Well-Being of Canadian Regular Force Veterans: Findings from LASS 2016 Survey

The health and well-being of Canadian Veterans is a priority for Veterans Affairs Canada. Analysis of survey data collected at regular intervals enables the Department to better understand and address their needs.

What is this Research About?

This work is part of the Life After Service Studies (LASS) program of research that is designed to further understand the transition experiences of Canadian Veterans as they move from military to civilian life. The findings inform programs and services designed to support the well being of Canadian Veterans and their families. It describes the health and well-being of 60,000 Regular Force Veterans who released from service from 1998 to 2015. 

What did the Researchers Do?

In 2016, 2755 Regular Force Veterans (released between 1998 and 2015 at post-entry rank) participated in a Statistics Canada telephone survey. The researchers analyzed this survey data to better understand the transition from military to civilian life, particularly relating to health and well-being.  The analysis covered six indicators of well-being: health, employment (main activity), finances, social indicators, health services and family.

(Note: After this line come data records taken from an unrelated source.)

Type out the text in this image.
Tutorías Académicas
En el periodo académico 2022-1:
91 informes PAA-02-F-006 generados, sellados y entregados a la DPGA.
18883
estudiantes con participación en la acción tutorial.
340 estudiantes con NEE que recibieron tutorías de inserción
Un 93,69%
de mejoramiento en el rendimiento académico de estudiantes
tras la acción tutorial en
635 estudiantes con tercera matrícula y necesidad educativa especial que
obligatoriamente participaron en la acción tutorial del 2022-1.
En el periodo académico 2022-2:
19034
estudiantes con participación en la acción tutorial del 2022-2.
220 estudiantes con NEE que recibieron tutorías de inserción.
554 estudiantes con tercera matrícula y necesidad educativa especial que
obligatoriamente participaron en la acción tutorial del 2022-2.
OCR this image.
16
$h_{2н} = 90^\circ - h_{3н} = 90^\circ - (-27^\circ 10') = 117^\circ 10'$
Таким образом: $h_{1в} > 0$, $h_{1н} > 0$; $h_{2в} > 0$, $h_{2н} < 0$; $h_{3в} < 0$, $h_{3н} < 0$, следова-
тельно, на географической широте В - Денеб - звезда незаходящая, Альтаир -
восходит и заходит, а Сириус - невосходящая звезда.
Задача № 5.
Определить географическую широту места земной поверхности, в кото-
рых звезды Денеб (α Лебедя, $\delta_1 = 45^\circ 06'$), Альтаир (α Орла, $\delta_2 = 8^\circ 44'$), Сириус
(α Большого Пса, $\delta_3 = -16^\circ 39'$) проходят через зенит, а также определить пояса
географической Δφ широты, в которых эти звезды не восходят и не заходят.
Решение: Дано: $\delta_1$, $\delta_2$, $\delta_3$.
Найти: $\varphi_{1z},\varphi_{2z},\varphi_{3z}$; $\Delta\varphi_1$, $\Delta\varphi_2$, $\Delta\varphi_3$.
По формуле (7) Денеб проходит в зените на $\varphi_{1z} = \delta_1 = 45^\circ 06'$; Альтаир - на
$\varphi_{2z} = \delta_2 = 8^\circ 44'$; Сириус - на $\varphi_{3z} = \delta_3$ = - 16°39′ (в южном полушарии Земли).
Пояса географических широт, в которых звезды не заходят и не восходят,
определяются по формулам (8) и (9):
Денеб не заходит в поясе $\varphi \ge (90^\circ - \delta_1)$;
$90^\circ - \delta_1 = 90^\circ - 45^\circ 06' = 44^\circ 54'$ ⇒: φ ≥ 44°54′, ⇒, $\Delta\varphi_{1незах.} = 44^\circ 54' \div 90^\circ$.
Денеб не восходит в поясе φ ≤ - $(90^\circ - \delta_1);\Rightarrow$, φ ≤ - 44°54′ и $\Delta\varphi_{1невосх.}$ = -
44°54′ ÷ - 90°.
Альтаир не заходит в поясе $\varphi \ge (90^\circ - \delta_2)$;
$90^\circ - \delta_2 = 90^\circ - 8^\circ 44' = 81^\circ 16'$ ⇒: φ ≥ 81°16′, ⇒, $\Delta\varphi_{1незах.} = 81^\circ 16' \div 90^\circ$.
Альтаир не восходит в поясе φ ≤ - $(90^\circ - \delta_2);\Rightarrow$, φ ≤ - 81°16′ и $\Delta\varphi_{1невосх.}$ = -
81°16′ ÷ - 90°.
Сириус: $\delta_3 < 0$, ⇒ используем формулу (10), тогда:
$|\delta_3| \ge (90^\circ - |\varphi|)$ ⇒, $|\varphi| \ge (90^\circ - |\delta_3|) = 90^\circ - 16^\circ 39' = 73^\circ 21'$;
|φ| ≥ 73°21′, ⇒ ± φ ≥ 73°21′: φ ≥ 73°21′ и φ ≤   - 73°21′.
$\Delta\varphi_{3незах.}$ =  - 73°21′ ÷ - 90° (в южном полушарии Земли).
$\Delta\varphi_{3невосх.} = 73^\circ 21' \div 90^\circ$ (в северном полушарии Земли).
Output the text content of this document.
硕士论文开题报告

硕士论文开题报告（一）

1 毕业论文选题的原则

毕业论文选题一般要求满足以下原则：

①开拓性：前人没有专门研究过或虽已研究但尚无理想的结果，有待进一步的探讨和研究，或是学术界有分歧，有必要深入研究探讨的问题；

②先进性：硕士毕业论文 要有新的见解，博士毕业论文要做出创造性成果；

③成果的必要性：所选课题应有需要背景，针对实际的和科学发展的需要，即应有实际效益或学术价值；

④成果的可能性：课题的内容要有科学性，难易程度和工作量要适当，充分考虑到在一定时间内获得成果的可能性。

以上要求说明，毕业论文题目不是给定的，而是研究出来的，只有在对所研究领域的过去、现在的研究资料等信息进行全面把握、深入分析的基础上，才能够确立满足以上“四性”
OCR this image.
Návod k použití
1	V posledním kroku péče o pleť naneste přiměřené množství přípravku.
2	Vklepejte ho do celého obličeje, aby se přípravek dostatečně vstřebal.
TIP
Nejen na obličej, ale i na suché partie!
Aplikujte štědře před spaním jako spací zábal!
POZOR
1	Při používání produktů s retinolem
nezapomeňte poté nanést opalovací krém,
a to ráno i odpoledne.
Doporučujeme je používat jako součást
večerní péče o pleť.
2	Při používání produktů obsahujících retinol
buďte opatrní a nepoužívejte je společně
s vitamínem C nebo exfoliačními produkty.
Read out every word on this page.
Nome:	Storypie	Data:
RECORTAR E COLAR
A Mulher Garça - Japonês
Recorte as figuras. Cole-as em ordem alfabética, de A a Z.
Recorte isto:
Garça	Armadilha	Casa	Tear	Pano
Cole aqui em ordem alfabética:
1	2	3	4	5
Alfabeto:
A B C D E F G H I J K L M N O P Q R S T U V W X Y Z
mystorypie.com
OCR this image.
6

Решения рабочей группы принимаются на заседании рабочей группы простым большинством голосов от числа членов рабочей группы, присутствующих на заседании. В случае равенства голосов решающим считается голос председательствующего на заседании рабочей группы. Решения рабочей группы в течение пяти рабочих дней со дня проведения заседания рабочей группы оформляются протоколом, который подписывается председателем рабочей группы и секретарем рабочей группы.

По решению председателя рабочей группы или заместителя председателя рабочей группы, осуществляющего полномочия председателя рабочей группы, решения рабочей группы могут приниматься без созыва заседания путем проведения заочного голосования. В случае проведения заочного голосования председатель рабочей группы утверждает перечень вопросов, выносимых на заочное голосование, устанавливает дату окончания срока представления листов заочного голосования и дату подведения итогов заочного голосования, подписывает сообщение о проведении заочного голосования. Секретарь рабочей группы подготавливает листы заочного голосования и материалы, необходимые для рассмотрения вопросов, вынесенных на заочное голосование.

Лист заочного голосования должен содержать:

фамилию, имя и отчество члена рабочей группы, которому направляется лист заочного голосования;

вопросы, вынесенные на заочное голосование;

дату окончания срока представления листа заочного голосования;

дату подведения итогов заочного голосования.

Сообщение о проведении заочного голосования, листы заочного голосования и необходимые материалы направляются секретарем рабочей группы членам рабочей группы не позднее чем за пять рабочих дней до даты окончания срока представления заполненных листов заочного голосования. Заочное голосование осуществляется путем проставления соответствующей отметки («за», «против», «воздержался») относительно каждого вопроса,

What did the Researchers Find?

Approximately half (52%) of respondents reported an easy adjustment to civilian life, while a third (32%) reported difficulty.  Specifically:

  • Officers transitioned with less difficulty than both Junior and Senior Non-Commissioned Members
  • Those who released in the later years (between 2012 and 2015) had a higher rate of difficult adjustment than those who released earlier
  • Veterans reported chronic conditions, including arthritis, depression, anxiety and post-traumatic stress disorder, at higher prevalence rates than Canadians
  • They also reported higher rates than Canadians for other conditions, including hearing problems, pain and activity limitation
  • Most Veterans were employed
  • The unemployment rate of Veterans is similar to that of other Canadians (both about 8%)
  • While some Veterans experienced low income, the rate was lower than that of Canadians of comparable age and sex.  Seven out of 10 reported satisfaction with their finances.
  • Veterans had the same rate of life stress as Canadians but lower rates of satisfaction with life and community involvement
  • Most families visited a family doctor in the year prior to the survey, and almost half were receiving services from Veterans Affairs Canada.
  • Most Veterans reported that the transition from military to civilian life was easy for their partner and children, though some reported difficulties

Source

VanTil LD, Sweet J, Poirier A, McKinnon K, Sudom K, Dursun S, Pedlar D. Well-Being of Canadian Regular Force Veterans, Findings from LASS 2016 Survey. Charlottetown (PE): Veterans Affairs Canada Research Directorate, Technical Report: June 23, 2017.